Good players take big risks which seem to go against all the conventional rules of poker. I saw two instances during the final rounds of the European Open Championship at the Grosvenor Victoria last week, when the risk-takers got away with it. The game was No-limit Hold 'em, which is of course a "slam dunk" game, when players will bet their entire stack in one move. That is why you always seek to do it when you have the best, not the worst of cards.

Surindar Sunar, from Wolverhampton, who has a reputation as the best tournament player in the country, went all-in on the incredibly bad hole cards 9-5 off suit. Why? "I was on the small blind, trying to nick the blinds, so I don't need a hand," he explained. "I reckoned my opponent would fold." However, he did not. He called, on A-Q. This hand was close to 2-1 favourite. But down came a five which was enough for Sunar to survive.

At the other table Dave "Devil Fish" Ulliott from Hull (a nickname bestowed by Chinese players) faced an all-in bet from Simon Trumper, who had been dominating the championships and was brimming with confidence. Betting first, Trumper obviously had a very good hand. Everyone folded round the table. Ulliott called on K-Q suited. He reckoned that with everyone folding, there were plenty of high cards in the deck.

Trumper was all-in, so there were no more bets. He showed the all-star hand A-A in the hole, which made him 9-2 favourite. And down came K-Q- K to give "Devil Fish" a full house.

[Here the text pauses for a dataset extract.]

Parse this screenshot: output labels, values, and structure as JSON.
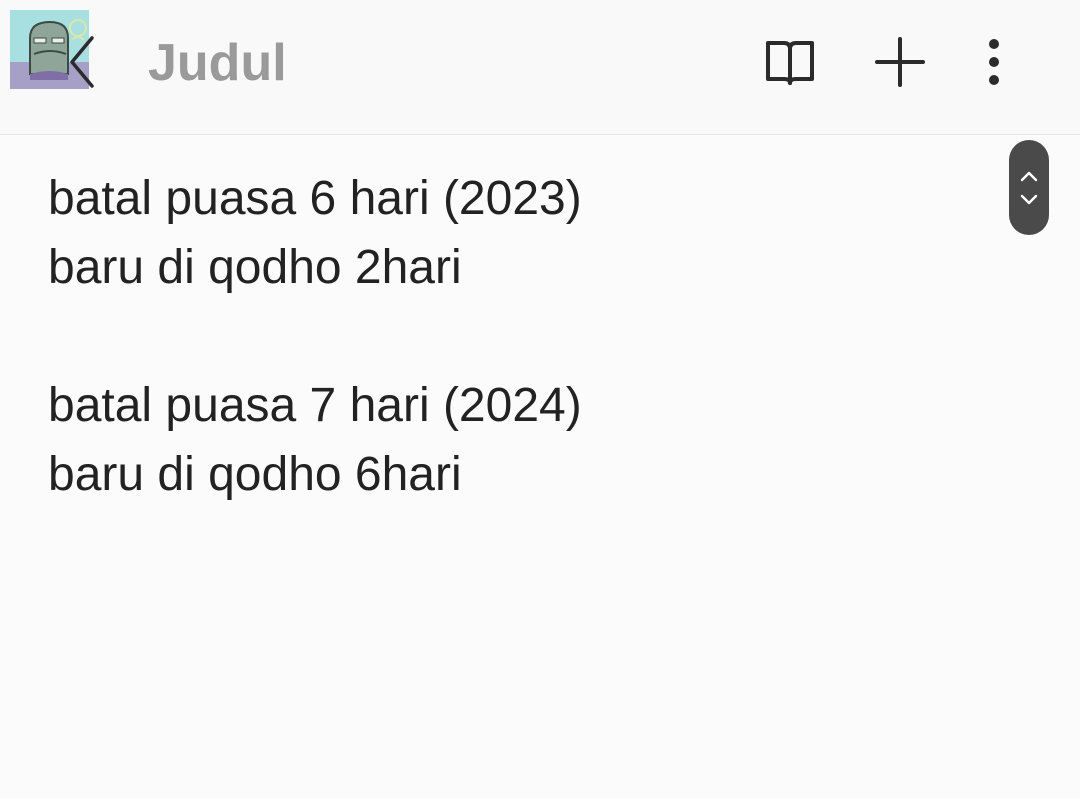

Why did he take the worst of it? "I put Simon on ace and a low kicker, he had been beating me all week and I felt it was time for me to get one back," Ulliott explained. "If I had known he had aces, of course I would not have called." In the end Ulliott and Sunar divided second and third places, for a handsome pay-out of pounds 22,062 and pounds 13,250. The winner and new European Champion was Liam Flood, the Irish player. He took home pounds 44,125. How did he win all their chips? "I just couldn't help it," he explained.